Two arrows are shot vertically upward. The second arrow is shot after the first one, but while the first is still on its way up. The initial speeds are such that both arrows reach their maximum heights at the same instant, although these heights are different. Suppose that the initial speed of the first arrow is 34.7 m/s and that the second arrow is fired 1.55 s after the first. Determine the initial speed of the second arrow.
First Arrow.
Tr = (Vf-Vo)/g = (0-34.7) / -9.8=3.54s.
+ Riswe time.
hmax = (Vf^2-Vo^2)/2g.
hmax = (0-1204.1) / -19.6 = 61.4 m.
2nd Arrow.
Vf = Vo + gt.
Vo = Vf - gt
Vo = 0 - (-9.8)(3.54-1.55) = 19.5 m/s.
To determine the initial speed of the second arrow, we can use the principles of projectile motion.
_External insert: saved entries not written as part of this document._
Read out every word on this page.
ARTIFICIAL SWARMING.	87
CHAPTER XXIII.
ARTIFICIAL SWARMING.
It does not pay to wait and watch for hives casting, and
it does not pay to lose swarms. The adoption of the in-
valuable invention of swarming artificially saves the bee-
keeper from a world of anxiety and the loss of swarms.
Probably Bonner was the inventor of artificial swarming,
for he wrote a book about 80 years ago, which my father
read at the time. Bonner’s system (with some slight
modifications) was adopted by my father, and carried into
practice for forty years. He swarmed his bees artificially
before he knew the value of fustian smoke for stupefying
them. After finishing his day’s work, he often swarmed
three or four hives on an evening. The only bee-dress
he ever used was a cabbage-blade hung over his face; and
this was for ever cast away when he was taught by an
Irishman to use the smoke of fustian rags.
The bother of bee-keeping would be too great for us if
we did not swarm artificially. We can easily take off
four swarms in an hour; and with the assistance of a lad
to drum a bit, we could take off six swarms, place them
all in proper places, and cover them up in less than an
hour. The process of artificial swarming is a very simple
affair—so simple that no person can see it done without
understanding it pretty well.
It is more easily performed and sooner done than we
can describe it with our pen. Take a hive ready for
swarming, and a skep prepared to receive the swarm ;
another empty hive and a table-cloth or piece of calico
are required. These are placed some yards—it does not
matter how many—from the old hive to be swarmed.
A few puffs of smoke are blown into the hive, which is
Let's analyze the motion of the first arrow:
1. The initial velocity of the first arrow, u1, is given as 34.7 m/s.
2. The acceleration due to gravity, g, is approximately 9.8 m/s^2 and acts downwards.
3. The time taken by the first arrow to reach its maximum height is unknown, let's call it t_max1.
4. At the maximum height, the vertical component of velocity becomes zero.
5. The final vertical velocity of the first arrow at maximum height, v1_max, is unknown.
Using the second and fourth principles of projectile motion, we can write an equation for the vertical component of velocity at the maximum height:
v1_max = u1 - g * t_max1 (Equation 1)
Now let's analyze the motion of the second arrow:
1. The initial velocity of the second arrow, u2, is unknown.
2. The time taken by the second arrow to reach its maximum height is given as 1.55 s.
3. The acceleration due to gravity, g, is approximately 9.8 m/s^2 and acts downwards.
4. At the maximum height, the vertical component of velocity becomes zero.
5. The final vertical velocity of the second arrow at maximum height, v2_max, is unknown.
Using the second and fourth principles of projectile motion, we can write an equation for the vertical component of velocity at the maximum height:
v2_max = u2 - g * t_max2 (Equation 2)
Since both arrows reach their maximum heights at the same instant, we can equate t_max1 and t_max2:
t_max1 = t_max2 + 1.55 s
Now, since the vertical velocity at maximum height is zero for both arrows, we can set v1_max equal to v2_max:
v1_max = v2_max
Substituting the equations (Equation 1 and Equation 2) and rearranging, we get:
u1 - g * t_max1 = u2 - g * t_max2
We can substitute the value of t_max1 from the equation t_max1 = t_max2 + 1.55 s, and rearrange the equation to solve for u2:
u2 = u1 - g * 1.55 s
Substituting the given values, we have:
u2 = 34.7 m/s - 9.8 m/s^2 * 1.55 s
u2 = 34.7 m/s - 15.19 m/s
u2 = 19.51 m/s
Therefore, the initial speed of the second arrow is approximately 19.51 m/s.